Commons directed to chuse a Speaker.
Receivers and Triers of Petitions.
Les Receavors des Petitions d'Angleterre, d'Ecoce, et
Messire Randall Chrew, Chr. et Chiefe Justicier.
Messire Johan Dodderidge, Chr. et Justicier.
Messire Jaques Whittlocke, Chr. et Justicier.
Messire Edward Salter, Chr.
Messire Rob'te Rich, Chr.
Messire Henry Hobert, Chr. et Baronet, et Chiefe
Justicier de Banc Comun.
Messire Edward Bromley, Chr. et Baron de Excheq.
Messire Wyll.
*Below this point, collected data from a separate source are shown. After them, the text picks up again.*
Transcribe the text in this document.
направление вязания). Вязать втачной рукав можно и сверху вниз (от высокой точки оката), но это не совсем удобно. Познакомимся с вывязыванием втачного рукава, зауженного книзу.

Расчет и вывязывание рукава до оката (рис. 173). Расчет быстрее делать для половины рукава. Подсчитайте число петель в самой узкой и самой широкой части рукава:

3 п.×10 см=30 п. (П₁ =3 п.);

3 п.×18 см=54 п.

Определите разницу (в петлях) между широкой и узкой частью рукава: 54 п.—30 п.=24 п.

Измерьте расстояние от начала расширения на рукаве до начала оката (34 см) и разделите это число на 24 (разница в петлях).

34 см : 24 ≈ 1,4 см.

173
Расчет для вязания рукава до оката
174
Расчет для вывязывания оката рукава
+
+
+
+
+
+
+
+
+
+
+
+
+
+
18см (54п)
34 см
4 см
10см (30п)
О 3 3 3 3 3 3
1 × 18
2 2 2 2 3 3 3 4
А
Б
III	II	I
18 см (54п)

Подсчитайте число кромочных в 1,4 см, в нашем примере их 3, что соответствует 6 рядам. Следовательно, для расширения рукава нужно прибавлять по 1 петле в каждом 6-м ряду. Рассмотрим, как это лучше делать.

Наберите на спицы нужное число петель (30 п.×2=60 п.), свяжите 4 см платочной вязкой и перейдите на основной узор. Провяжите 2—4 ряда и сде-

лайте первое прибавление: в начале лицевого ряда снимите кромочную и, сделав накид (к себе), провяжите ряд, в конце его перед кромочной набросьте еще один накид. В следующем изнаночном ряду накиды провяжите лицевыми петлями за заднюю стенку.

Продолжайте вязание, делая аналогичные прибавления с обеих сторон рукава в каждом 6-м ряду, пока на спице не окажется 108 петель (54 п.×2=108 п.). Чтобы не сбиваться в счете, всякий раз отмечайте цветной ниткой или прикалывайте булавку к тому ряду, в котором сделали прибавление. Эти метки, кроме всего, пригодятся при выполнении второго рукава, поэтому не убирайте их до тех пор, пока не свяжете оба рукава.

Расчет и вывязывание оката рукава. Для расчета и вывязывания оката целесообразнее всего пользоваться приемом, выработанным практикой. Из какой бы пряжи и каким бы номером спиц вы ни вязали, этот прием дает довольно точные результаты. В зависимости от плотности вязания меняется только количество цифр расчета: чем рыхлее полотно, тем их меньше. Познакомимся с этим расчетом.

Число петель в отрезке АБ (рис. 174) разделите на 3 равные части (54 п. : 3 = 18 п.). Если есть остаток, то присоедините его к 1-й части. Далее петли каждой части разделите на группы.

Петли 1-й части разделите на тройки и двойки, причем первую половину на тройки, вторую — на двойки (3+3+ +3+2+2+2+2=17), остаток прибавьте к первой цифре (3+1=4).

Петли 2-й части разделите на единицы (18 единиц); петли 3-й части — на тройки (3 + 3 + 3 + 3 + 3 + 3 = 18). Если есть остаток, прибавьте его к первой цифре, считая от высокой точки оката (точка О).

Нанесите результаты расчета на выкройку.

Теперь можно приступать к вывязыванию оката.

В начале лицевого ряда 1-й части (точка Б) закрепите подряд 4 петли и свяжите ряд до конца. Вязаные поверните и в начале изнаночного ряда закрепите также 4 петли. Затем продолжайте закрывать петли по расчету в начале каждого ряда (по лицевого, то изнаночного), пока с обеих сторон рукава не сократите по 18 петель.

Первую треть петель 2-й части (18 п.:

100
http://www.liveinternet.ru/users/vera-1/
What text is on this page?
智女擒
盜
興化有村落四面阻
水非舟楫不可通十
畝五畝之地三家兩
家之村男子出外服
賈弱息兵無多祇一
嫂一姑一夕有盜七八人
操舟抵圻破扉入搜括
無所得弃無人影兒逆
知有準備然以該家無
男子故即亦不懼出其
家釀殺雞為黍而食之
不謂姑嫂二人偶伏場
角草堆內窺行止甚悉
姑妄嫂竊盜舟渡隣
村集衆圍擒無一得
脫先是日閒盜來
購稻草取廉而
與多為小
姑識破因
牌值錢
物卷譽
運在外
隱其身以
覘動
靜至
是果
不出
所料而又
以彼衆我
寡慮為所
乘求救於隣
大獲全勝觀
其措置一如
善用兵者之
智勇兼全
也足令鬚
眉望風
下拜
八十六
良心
Jones, Chr. et Justicier.
Messire Charles Cæsar, Chr. et Docteur au Droit Civil.
Messire Peter Mutton, Chr.
Trieurs des Peticions d'Engleterre, d'Escoce, et d'Irelande.
L'Achievesq. de Canterbury.
Le Baron Ley, Grande Tresorier.
Le Vicount Maundevill, President de Councell le Roy.
Le Duc de Buckingham, Grande Admirall d'Engleterrs.
Le Count de Arundell, Grande Marescal.
Le Count de Pembroc, Senesc. du Maison le Roy.
Le Count de North'ton.
Le Count de Warwic.
Le Count de Carlile.
Le Count de Clare.
L'Evesq. de Duresme.
Le Baron Willoughby de Er.
Le Baron Sheffeild.
Le Baron Carew.
Le Count de Worcestre, Gardein de Privie Seale.
Le Count de Essex.
Le Count de Dorsett.
Le Count de Mountgomery.
Le Count de Bridgwater.
Le Count de Leistre.
Le Count de Holland.
L'Evêsq de Londres.
L'Evêsq de Worcestre.
L'Evêsq de Coventree et Lich.
Le Baron Wentworth.
Le Baron Russell.
Le Baron Mountague.
Touts ceux ensemble, ou quatre des Prelats et Seigneurs avantditz, appellants as eux les Serjaunts le Roy et ainsi l'Attourney du Roy, quant serra besoigne, tiendront leur place en chamber du Chamberleyne.